In re Berg

OPINION OF THE COURT

Per Curiam.

The respondent was admitted to the practice of law by this court on April 5, 1972.

*123It is charged in this proceeding that after respondent was retained to defend a client in a criminal matter, the client’s sister contributed $1,500 towards her brother’s cash bail fund in order to obtain his release. The respondent then asked- the sister to assign her share of the bail fund to the respondent to be used to pay legal fees, and the sister refused. Thereafter, by letter dated February 29, 1984, the respondent requested the client’s sister to execute an assignment of the cash bail collateral to the respondent with the specific agreement that the respondent would return the sister’s share of the bail fund upon the completion of her brother’s case. On March 28, 1984, the sister executed the assignment and returned it to the respondent. After the criminal matter was completed, the respondent requested and subsequently received the return of the bail fund in the amount of $2,450 which funds were then deposited into the respondent’s bank account. Despite her demands, the respondent refused to return the $1,500 to the client’s sister and applied the funds towards the payment of his legal fee.

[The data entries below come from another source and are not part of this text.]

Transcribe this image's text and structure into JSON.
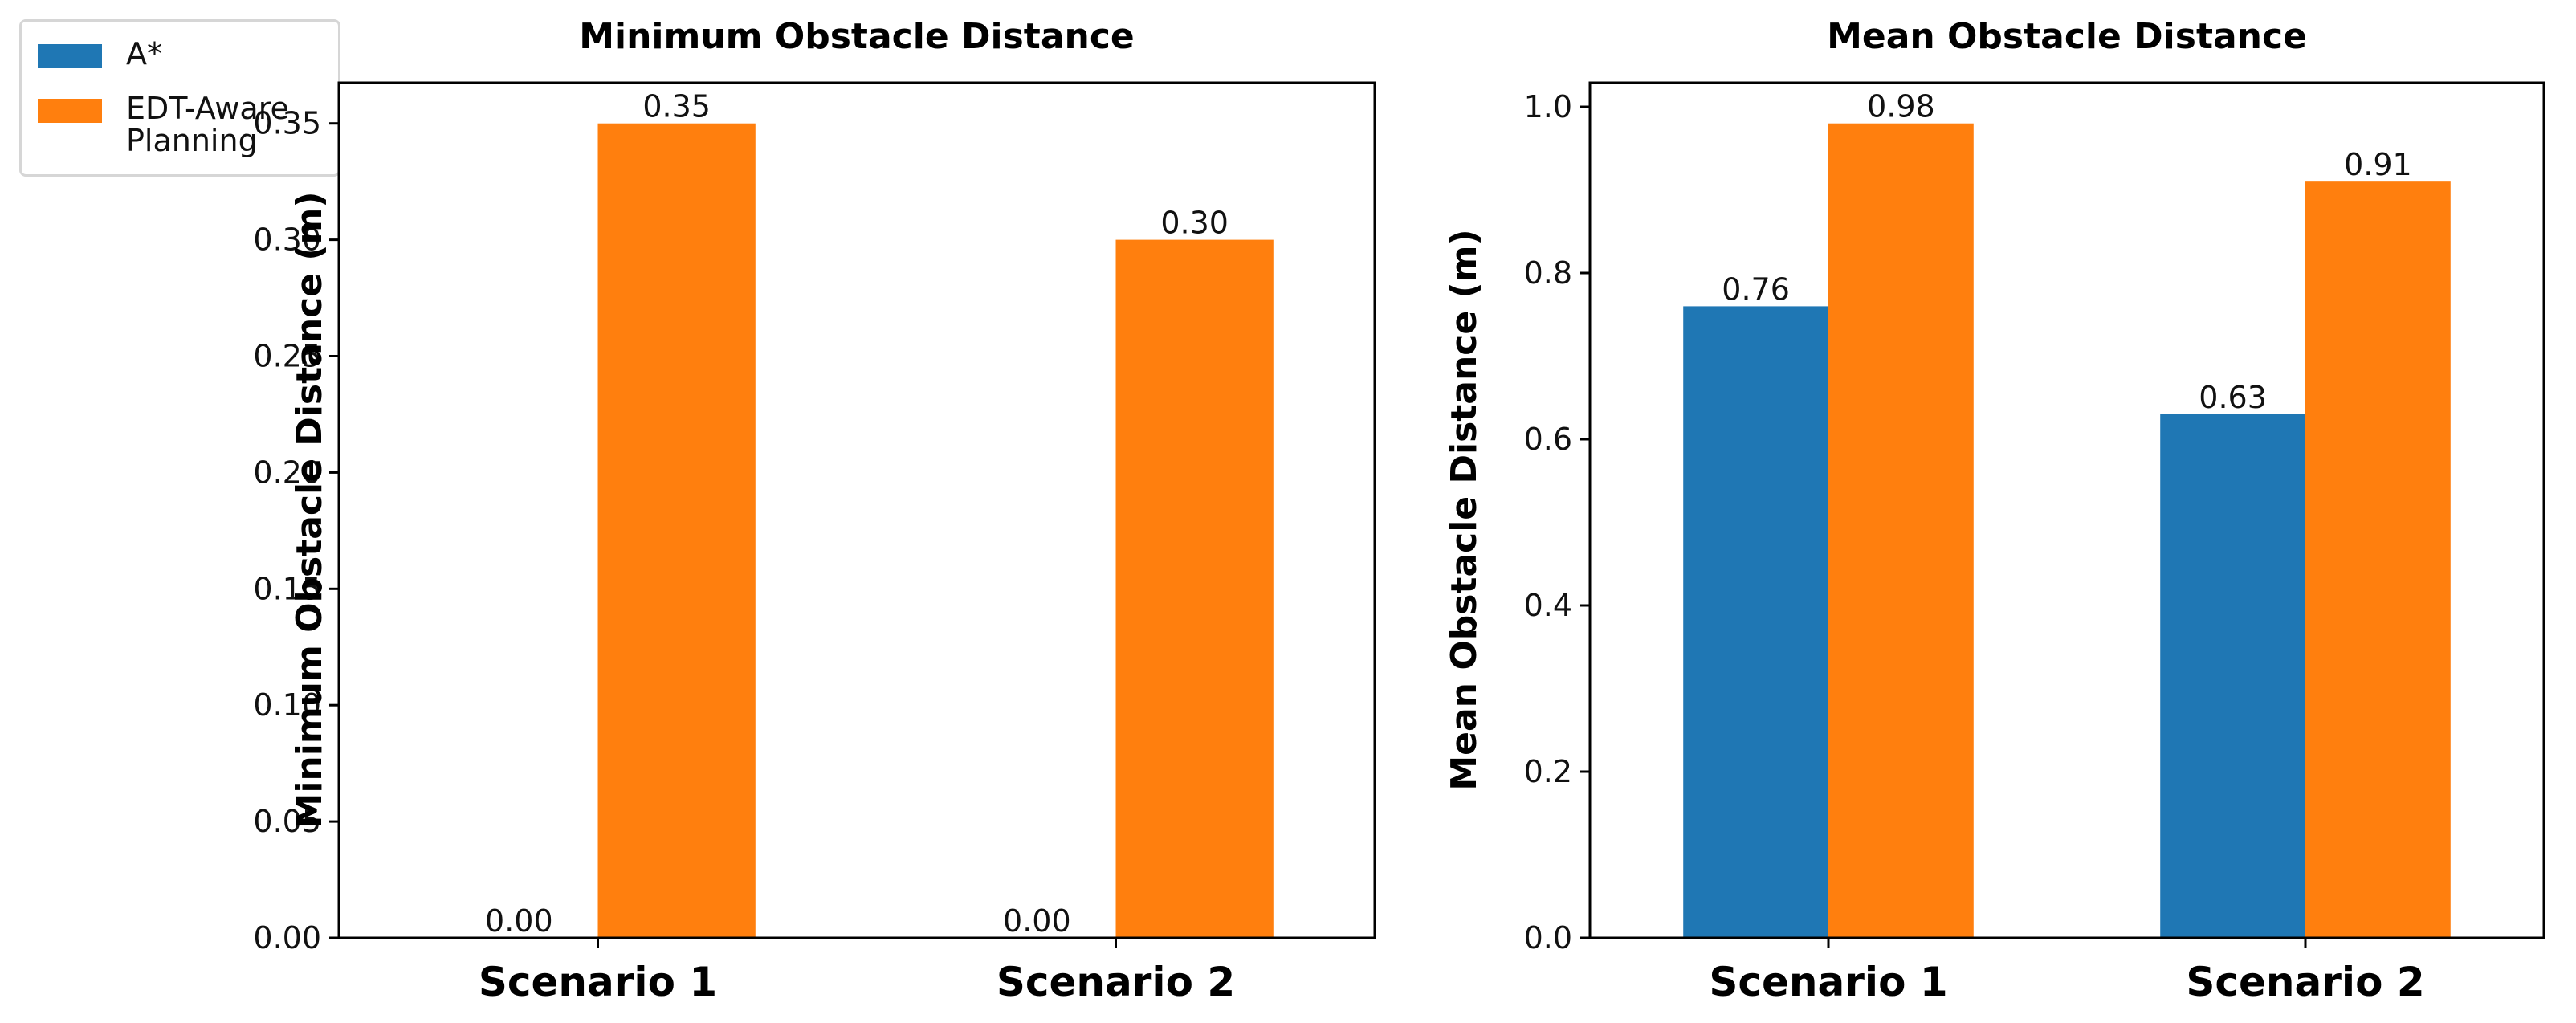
{
  "legend": {
    "items": [
      {
        "label": "A*",
        "color": "#1f77b4"
      },
      {
        "label": "EDT-Aware\nPlanning",
        "color": "#ff7f0e"
      }
    ]
  },
  "chart_data": [
    {
      "type": "bar",
      "title": "Minimum Obstacle Distance",
      "xlabel": "",
      "ylabel": "Minimum Obstacle Distance (m)",
      "categories": [
        "Scenario 1",
        "Scenario 2"
      ],
      "ylim": [
        0,
        0.3675
      ],
      "yticks": [
        "0.00",
        "0.05",
        "0.10",
        "0.15",
        "0.20",
        "0.25",
        "0.30",
        "0.35"
      ],
      "series": [
        {
          "name": "A*",
          "color": "#1f77b4",
          "values": [
            0.0,
            0.0
          ],
          "labels": [
            "0.00",
            "0.00"
          ]
        },
        {
          "name": "EDT-Aware Planning",
          "color": "#ff7f0e",
          "values": [
            0.35,
            0.3
          ],
          "labels": [
            "0.35",
            "0.30"
          ]
        }
      ],
      "grid": false
    },
    {
      "type": "bar",
      "title": "Mean Obstacle Distance",
      "xlabel": "",
      "ylabel": "Mean Obstacle Distance (m)",
      "categories": [
        "Scenario 1",
        "Scenario 2"
      ],
      "ylim": [
        0,
        1.029
      ],
      "yticks": [
        "0.0",
        "0.2",
        "0.4",
        "0.6",
        "0.8",
        "1.0"
      ],
      "series": [
        {
          "name": "A*",
          "color": "#1f77b4",
          "values": [
            0.76,
            0.63
          ],
          "labels": [
            "0.76",
            "0.63"
          ]
        },
        {
          "name": "EDT-Aware Planning",
          "color": "#ff7f0e",
          "values": [
            0.98,
            0.91
          ],
          "labels": [
            "0.98",
            "0.91"
          ]
        }
      ],
      "grid": false
    }
  ]
}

The Special Referee sustained this charge of professional misconduct. The petitioner moves to confirm the report of the Special Referee to the extent that it sustained the charge of misconduct, and moves to disaffirm said report to the extent that the Special Referee found the respondent’s misconduct to be unintentional.

After reviewing all of the evidence, we are in agreement with the report of the Special Referee to the extent that the respondent engaged in professional misconduct. We disagree with the report to the extent that it found that the respondent’s misconduct was unintentional. We find that the respondent is guilty of the misconduct outlined above. The petitioner’s motion to confirm in part and disaffirm in part the Special Referee’s report is granted.

In determining an appropriate measure of discipline to be imposed, we have taken into consideration the mitigating circumstances set forth by the respondent at the hearing of this matter. Although the respondent had earned his legal fee and was still due a portion of the fee, he had no right to use his client’s sister’s share of the cash bail to satisfy his fee. These funds were, in essence, trust moneys which the respondent had promised to return to her. Accordingly, the respondent should be, and hereby is, suspended from the practice of law for a period of one year effective March 15, 1988, and *124until the further order of this court. Further, the respondent shall be required to reimburse Deborah Richards, the sister of his client, with the sum of $1,500 as a condition of his reinstatement.

Mollen, P. J., Mangano, Bracken, Brown and Spatt, JJ., concur.